At least four former employees of Delta Air Lines have filed a lawsuit against the aviation company, claiming that they were "singled out and admonished" for speaking Korean to passengers going to and coming from Korea. They also claimed that they were fired because they reported sexual harassment, reports state.
The four former employees — Jongjin An, Ji-Won Kim, Lilian Park and Jean Yi — have alleged race and national origin discrimination, and retaliation in a lawsuit, which was filed last month at King County Superior Court in Washington.
All the women, who speak Korean fluently, reportedly worked in the airlines' customer service department as gate agents at Seattle’s Sea-Tac Airport for flights to and from Korea. The lawsuit states that they were fired in May 2017 and that several passengers on the flights they were assisting spoke Korean.
One of these women, while talking to KIRO 7, said that her manager at Delta told her to "limit speaking Korean" because other agents of the airline who could not speak Korean were uncomfortable.

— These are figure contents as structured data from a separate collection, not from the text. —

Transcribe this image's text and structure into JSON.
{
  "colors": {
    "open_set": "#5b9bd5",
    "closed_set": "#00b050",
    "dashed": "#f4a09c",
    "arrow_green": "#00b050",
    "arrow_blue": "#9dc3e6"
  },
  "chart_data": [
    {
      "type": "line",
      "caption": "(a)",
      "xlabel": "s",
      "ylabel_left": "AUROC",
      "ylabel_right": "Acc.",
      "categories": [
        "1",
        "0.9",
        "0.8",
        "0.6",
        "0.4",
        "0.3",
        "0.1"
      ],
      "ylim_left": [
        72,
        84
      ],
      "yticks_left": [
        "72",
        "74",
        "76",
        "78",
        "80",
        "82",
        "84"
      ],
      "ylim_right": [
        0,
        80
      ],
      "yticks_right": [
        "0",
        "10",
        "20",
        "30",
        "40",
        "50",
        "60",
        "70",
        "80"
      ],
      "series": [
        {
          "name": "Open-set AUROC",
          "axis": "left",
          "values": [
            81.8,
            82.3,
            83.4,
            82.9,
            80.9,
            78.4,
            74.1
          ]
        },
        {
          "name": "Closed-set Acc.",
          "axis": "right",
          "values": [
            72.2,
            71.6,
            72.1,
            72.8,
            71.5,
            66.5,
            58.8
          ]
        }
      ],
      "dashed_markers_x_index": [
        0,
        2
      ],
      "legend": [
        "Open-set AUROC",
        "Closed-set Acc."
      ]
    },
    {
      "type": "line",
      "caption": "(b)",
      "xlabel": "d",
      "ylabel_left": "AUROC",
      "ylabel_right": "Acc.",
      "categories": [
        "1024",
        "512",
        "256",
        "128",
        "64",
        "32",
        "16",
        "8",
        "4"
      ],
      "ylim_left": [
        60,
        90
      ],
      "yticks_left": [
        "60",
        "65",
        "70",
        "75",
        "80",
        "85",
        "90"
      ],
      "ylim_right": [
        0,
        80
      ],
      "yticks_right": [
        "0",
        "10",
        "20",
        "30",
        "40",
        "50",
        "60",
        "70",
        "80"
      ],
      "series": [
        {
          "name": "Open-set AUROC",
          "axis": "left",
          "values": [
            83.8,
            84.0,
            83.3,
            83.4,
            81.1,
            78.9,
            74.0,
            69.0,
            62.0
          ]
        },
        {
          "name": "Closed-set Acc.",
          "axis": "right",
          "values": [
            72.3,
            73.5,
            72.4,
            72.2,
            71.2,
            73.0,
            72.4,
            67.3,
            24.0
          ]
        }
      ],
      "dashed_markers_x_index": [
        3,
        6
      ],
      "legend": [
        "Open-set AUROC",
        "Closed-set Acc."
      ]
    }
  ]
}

The women, however, have claimed that other employees of the airline who spoke other foreign languages were not given a similar warning as them, according to reports.
Delta released a statement, explaining their actions, stating that the employees were fired because "they violated ticketing and fare rules."
The women, however, acknowledged that they did give passengers free upgrades on oversold flights, but added that it is a common practice for the airlines. “Offering free upgrades, especially on an oversold flight, is a common practice,” Kim told the station. “But suddenly, it became a reason to be terminated, just for us, for Korean women.”
Attorney Jennifer Song said that other agents, however, follow this practice on a "daily basis." The suit filed by them also claims that the women were terminated from their jobs after they reported sexual harassment by the same employee of the company.
The women said that they had reported the employee several times before, but the company did not address the issue, according to KIRO 7. The firm reportedly told them that he would be terminated if another complaint was filed against him, however, that never happened.
One of the women, Yi said: "I tried to avoid touching. So when he came to the gate, I just moved out of sight. I didn’t want to deal with him touching, whispering. It was a daily thing."
While Delta's statement added that it "does not tolerate workplace discrimination or harassment of any kind. We take allegations of workplace harassment and discrimination very seriously, and our investigations into allegations made by these former employees were found to be without merit."
Reports state that three of the women, who have filed the suit, are US citizens and the fourth one expects to become one soon. They, however, said that this is not what they expected before coming to the United States.
“Country of freedom and this is what I got from the company,” Park said. “This is United States. Everybody should be treated equally.”